Potential Serious Risks

From among the >5500 CardioMEMS implants since its approval, there were 155 adverse-event reports submitted to MAUDE, covering 177 distinct adverse events, for a rate of about 2.8%. Vaduganathan called that “low and comparable to that observed in the CHAMPION trial.”

He pointed out that MAUDE data doesn’t necessarily reflect clinical practice, in that it includes highly selected cases and tilts toward more serious events, which are not adjudicated. Still, it seems to confirm that “patients implanted since FDA approval appear to be higher risk compared with the CHAMPION experience.”

The reported adverse events associated with the device, which is implanted in the pulmonary artery via catheter, included device failure or migration in about one-fourth of cases, and access-site complications, HF, arrhythmias, and pulmonary embolism or device thrombosis; each accounted for <10% of the events.

“There were, however, infrequent but potentially consequential procedural and device-related risks of pulmonary-artery injury,” Vaduganathan said in his presentation. Cases of pulmonary-artery injury or hemoptysis in 28 patients accounted for about 16% of the adverse events, for an overall rate of about 0.5%. Of those, 14 required ICU admission, seven required intubation, and in six cases the patient died, he reported.

Those findings, Fonarow said, “highlight the need for additional training” for clinicians newly using the device “and strengthening oversight and proctoring procedures. And then perhaps [there should be] additional thought about patient selection.”

Fonarow is a coauthor and Vaduganathan is lead author on the MAUDE analysis as published in JAMA Cardiology on September 18, 2017 to coincide with its presentation at the HFSA sessions.

CardioMEMS in Real-World Practice

“My suspicion is that you’re going to see centers that have high readmission rates start to investigate this more broadly than the way that it was studied, because they see this as an opportunity to cut down on their costs in the long term,” DiDomenico said.
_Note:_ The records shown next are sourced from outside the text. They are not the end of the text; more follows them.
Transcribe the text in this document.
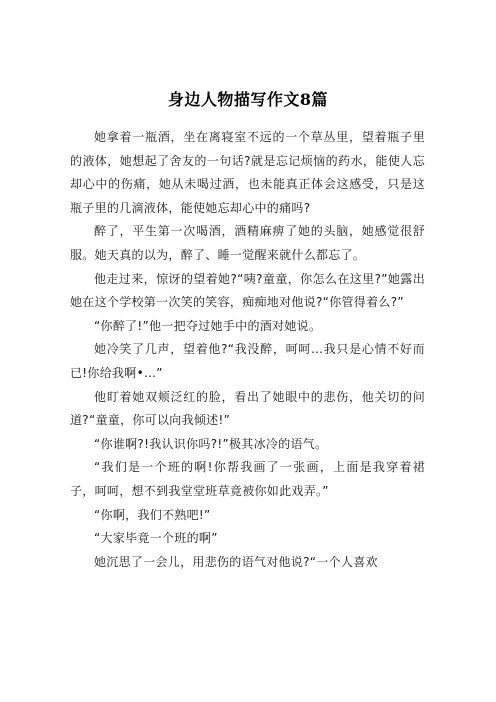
身边人物描写作文8篇

她拿着一瓶酒，坐在离寝室不远的一个草丛里，望着瓶子里的液体，她想起了舍友的一句话?就是忘记烦恼的药水，能使人忘却心中的伤痛，她从未喝过酒，也未能真正体会这感受，只是这瓶子里的几滴液体，能使她忘却心中的痛吗?

醉了，平生第一次喝酒，酒精麻痹了她的头脑，她感觉很舒服。她天真的以为，醉了、睡一觉醒来就什么都忘了。

他走过来，惊讶的望着她?“咦?童童，你怎么在这里?”她露出她在这个学校第一次笑的笑容，痴痴地对他说?“你管得着么?”

“你醉了!”他一把夺过她手中的酒对她说。

她冷笑了几声，望着他?“我没醉，呵呵…我只是心情不好而已!你给我啊•…”

他盯着她双颊泛红的脸，看出了她眼中的悲伤，他关切的问道?“童童，你可以向我倾述!”

“你谁啊?!我认识你吗?!”极其冰冷的语气。

“我们是一个班的啊!你帮我画了一张画，上面是我穿着裙子，呵呵，想不到我堂堂班草竟被你如此戏弄。”

“你啊，我们不熟吧!”

“大家毕竟一个班的啊”

她沉思了一会儿，用悲伤的语气对他说?“一个人喜欢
“It’s fertile ground in terms of who it can be used in,” he said, and it’s starting to be used in higher-risk patients. But that may be “jumping ahead of things. Let’s learn to use it in the patients it was studied in first, and then start to advance it.”

As the real-world experience grows deeper, the device could well be extended to an even broader population if studies show it could benefit, according to Fonarow. “You could imagine how a NYHA class 2 patient with elevated BNP or N-terminal BNP, whom we know is at higher risk for hospitalization, might also be a candidate.”

Abbott funded the CardioMEMS Post Approval Study. Raval reports receiving honoraria from Abbott for consulting. Fonarow discloses “significant consulting for Novartis and modest consulting for Amgen, Janssen Pharmaceuticals, Medtronic, and St Jude Medical (now Abbott). Vaduganathan reports he has no relevant disclosures. Disclosures for the coauthors are listed in the paper.